Ce documentaire d’Anne Poiret sur ARte n’est disponible sur Youtube que jusqu’au 11 septembre 2023

Le 18 juillet 2021, dix-sept médias internationaux levaient le voile sur les dérives de Pegasus https://laquotidienne.ma/article/economie/affaire-pegasus-quand-les-medias-francais-jouent-dans-x-files, l’un des logiciels espions les plus intrusifs au monde, créé par la société israélienne NSO Group. Présentée comme un outil de lutte contre le terrorisme et le crime organisé, cette arme informatique, capable de prendre le contrôle d’un téléphone en toute discrétion, a été utilisée par de nombreux États pour surveiller, à l’intérieur comme hors de leurs frontières, des responsables politiques, des journalistes, des avocats ou encore des militants des droits humains, mais aussi leurs contacts.

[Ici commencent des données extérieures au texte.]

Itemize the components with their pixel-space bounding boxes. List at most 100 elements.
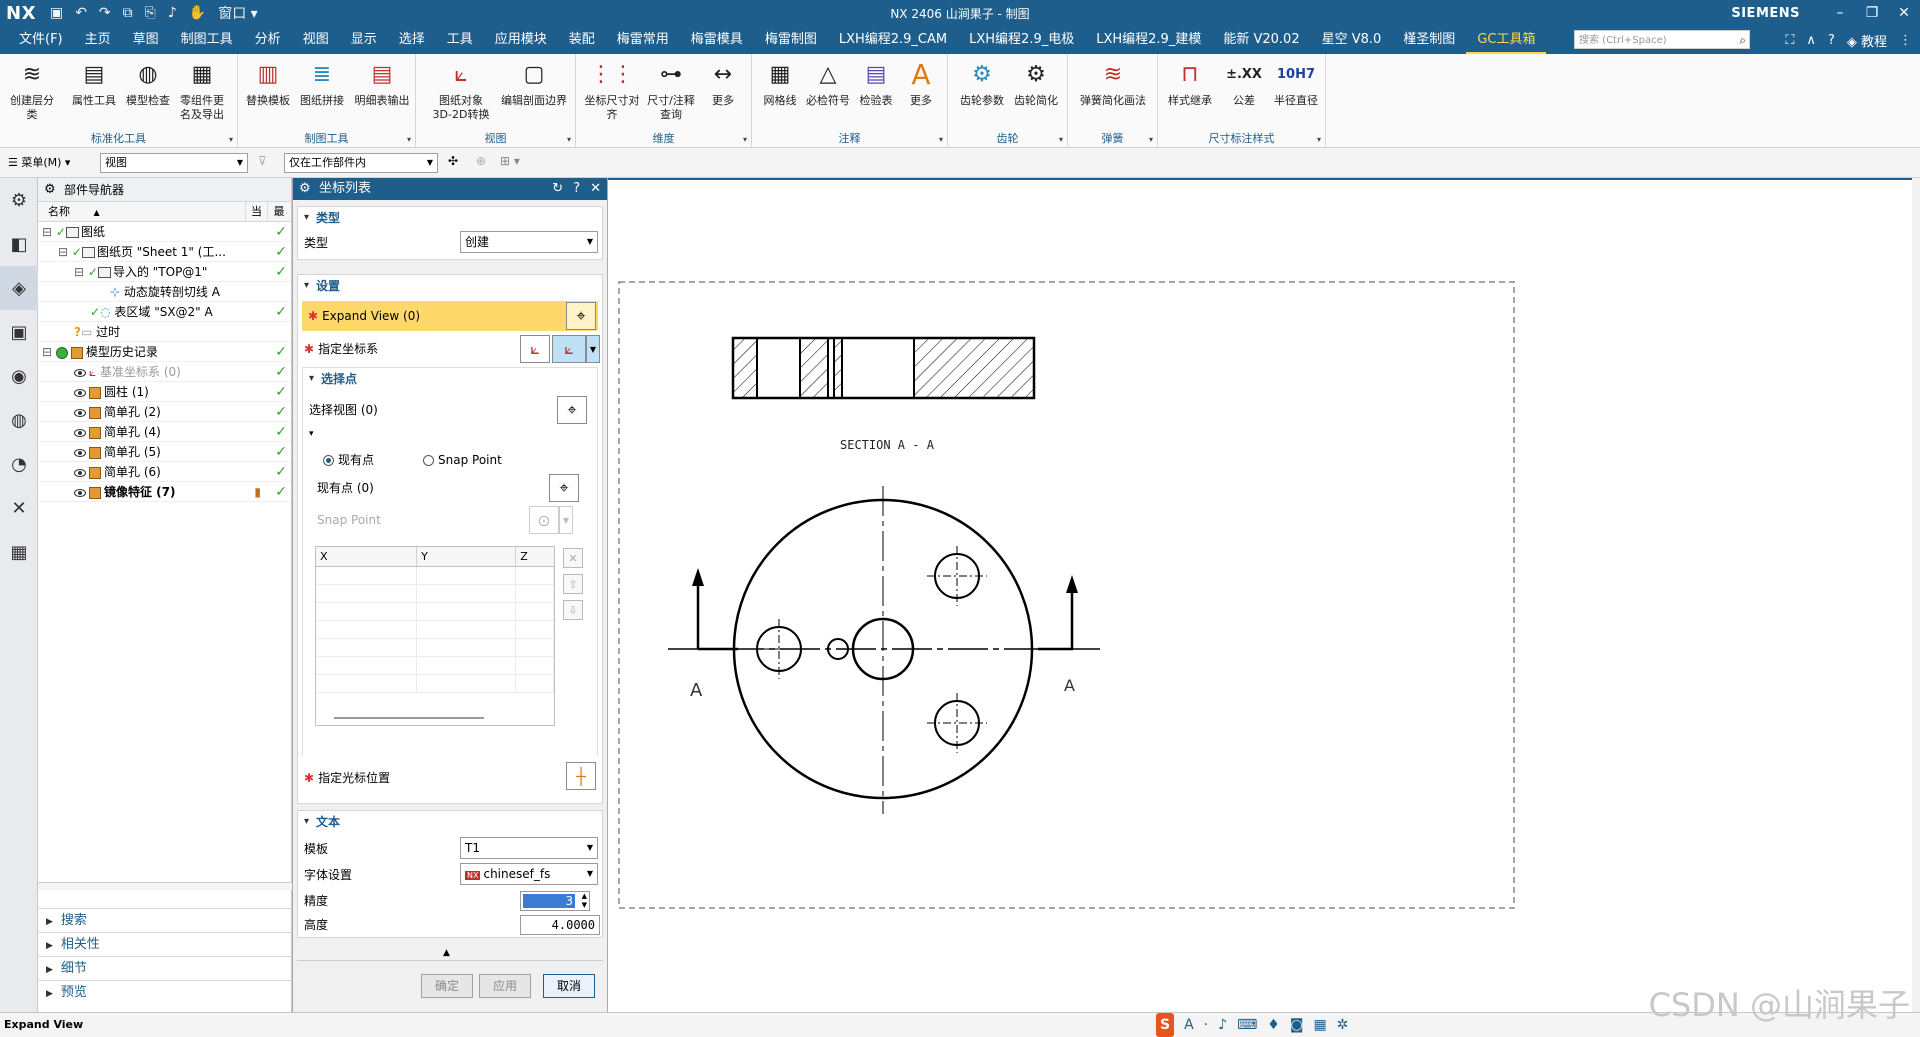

Un an avant les révélations, Forbidden Stories accédait à une fuite de données contenant 50 000 numéros potentiellement visés entre 2016 et 2020

Forbidden Stories https://forbiddenstories.org/fr/qui-sommes-nous/ nous dévoile les coulisses de son enquête.

NSO Group est une société privée, fournissant offIciellement des services de cyber-renseignement à des organismes gouvernementaux aux fins de prévention et d’enquête sur le terrorisme et la criminalité. Celle-ci a admis avoir comme clients 14 états membres https://www.moroccoworldnews.com/2022/08/350736/pegasus-nso-group-has-contracts-with-22-eu-clients, sans toutefois en révéler les noms.

Paul Lewis – Chef investigation, The Guardian – nous révèle que la société vend ses systèmes à plus de 40 pays dans le monde !

Ce que l’enquête a révélé sur le logiciel :

Pegasus peut infecter des téléphones Iphones et Android. Une fois infecté, il a un accès ABSOLU au contenu du téléphone. Il peut par exemple accéder à Whatsapp, Telegram, aux micros, aux caméras et à la géolocalisation. Il a également accès aux données supprimées auxquelles les utilisateurs eux-mêmes n’ont plus accès : photos et conversations.

Le téléphone peut-être infecté par un SMS, ou via un simple appel whatsapp ou facetime. Aucune action n’est requise de l’utilisateur, donc même sans répondre, son téléphone sera infecté. Il est même suspecté que le logiciel peut utiliser Apple Music pour accéder au téléphone.
Nous ne sommes pas certains que tous les numéros ont été espionnés, on sait qu’ils ont été une cible des différents utilisateurs du logiciel.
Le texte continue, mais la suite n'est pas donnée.